Court orders
The eviction ban ends today. Landlords no longer need to give six months notice of their intention to repossess a property. Until August they are only required to give four months and after 1 August, they will only need to give two months notice. 
There are approaching 500,000 families locked into rent debt as the Covid pandemic has savaged earnings and pushed families to breaking point. High levels of rent arrears are leaving families very exposed and forced to explore hidden borrowing, loan sharks and loan companies with extortionate interest repayment rates. 

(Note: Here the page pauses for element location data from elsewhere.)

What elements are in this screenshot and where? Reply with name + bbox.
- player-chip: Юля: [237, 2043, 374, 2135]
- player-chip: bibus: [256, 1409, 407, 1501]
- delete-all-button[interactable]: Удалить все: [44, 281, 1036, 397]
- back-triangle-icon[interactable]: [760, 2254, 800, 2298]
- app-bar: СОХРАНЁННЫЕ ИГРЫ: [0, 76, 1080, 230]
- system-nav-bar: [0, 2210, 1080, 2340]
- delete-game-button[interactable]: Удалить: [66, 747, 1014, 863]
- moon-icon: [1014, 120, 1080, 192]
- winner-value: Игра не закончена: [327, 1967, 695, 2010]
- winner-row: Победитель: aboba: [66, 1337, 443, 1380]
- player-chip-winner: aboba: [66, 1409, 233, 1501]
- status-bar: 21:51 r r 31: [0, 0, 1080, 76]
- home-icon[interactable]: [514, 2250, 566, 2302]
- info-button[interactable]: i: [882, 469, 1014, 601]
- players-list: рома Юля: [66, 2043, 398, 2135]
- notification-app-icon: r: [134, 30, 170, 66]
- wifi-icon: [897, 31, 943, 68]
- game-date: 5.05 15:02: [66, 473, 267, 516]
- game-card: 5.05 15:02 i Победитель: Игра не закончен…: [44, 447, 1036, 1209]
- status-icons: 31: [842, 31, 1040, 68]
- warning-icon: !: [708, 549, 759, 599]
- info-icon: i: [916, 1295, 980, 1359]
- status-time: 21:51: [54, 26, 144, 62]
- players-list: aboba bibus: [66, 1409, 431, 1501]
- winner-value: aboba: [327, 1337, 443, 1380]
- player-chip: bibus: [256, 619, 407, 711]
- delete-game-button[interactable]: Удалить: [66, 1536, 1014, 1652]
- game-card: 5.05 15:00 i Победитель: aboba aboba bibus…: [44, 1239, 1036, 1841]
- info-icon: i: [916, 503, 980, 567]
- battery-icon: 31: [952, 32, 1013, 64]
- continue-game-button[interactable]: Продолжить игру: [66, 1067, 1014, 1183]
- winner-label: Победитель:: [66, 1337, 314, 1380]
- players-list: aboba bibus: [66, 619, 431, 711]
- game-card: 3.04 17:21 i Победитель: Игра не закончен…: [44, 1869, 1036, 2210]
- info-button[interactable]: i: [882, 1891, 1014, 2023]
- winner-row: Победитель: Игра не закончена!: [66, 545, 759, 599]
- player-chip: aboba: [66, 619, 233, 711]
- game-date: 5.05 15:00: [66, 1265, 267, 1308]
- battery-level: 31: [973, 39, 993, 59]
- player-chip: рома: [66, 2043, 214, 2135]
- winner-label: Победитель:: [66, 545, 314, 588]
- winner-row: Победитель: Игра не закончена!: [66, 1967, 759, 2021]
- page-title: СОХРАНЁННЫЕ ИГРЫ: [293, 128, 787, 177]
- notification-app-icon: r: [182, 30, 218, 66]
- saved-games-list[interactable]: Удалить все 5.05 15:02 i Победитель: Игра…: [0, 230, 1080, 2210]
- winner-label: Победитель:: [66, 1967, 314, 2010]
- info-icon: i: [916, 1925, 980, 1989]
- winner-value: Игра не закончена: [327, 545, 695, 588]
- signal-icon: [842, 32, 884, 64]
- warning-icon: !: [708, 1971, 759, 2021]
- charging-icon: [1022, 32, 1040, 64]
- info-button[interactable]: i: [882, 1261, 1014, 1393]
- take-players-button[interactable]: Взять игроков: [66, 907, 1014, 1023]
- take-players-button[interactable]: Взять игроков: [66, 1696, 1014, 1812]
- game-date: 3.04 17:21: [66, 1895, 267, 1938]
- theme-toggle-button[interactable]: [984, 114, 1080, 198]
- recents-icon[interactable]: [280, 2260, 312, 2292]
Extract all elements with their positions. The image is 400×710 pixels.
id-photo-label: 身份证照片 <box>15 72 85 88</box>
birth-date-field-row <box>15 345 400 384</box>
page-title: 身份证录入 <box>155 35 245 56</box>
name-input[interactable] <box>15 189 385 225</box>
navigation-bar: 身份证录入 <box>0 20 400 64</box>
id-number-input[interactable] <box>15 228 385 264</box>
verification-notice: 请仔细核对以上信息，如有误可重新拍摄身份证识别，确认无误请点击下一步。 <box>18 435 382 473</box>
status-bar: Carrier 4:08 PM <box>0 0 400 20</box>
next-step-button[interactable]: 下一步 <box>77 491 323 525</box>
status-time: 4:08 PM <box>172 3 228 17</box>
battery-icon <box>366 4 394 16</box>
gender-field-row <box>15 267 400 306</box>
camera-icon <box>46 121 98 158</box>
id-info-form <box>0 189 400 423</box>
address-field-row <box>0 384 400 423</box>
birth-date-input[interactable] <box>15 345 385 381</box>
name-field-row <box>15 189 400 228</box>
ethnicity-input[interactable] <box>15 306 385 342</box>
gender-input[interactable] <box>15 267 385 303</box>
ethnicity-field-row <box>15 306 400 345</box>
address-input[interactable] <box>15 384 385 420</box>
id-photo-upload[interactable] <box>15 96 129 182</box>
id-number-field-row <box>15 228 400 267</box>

Daniel Picave, McKenzie Friend, works with clients who are facing Court proceedings as their landlord seeks to remove them from their home. Repossession proceedings can be steeped in legal process and very aggressive. We work with our clients to ‘translate’ the proceedings and provide a clear understanding of what is happening. 
So what does the end of the eviction ban mean for you? 
It means your landlord can once more secure a Court Order to have you removed from the property. The landlord must issue a Section 21 or a Section 8 to you to begin the process. 
Section 21 is often known as a ‘no fault eviction’ as it allows the landlord to evict without a reason. 
Section 8 requires the landlord to give a reason for the eviction such as the non-payment of rent. 
Once the notice period on the Section 21 or Section 8 has lapsed, the landlord can apply to the Court for an eviction order. 
If you do not comply with the eviction order, the landlord can instruct bailiffs to visit the property and remove you.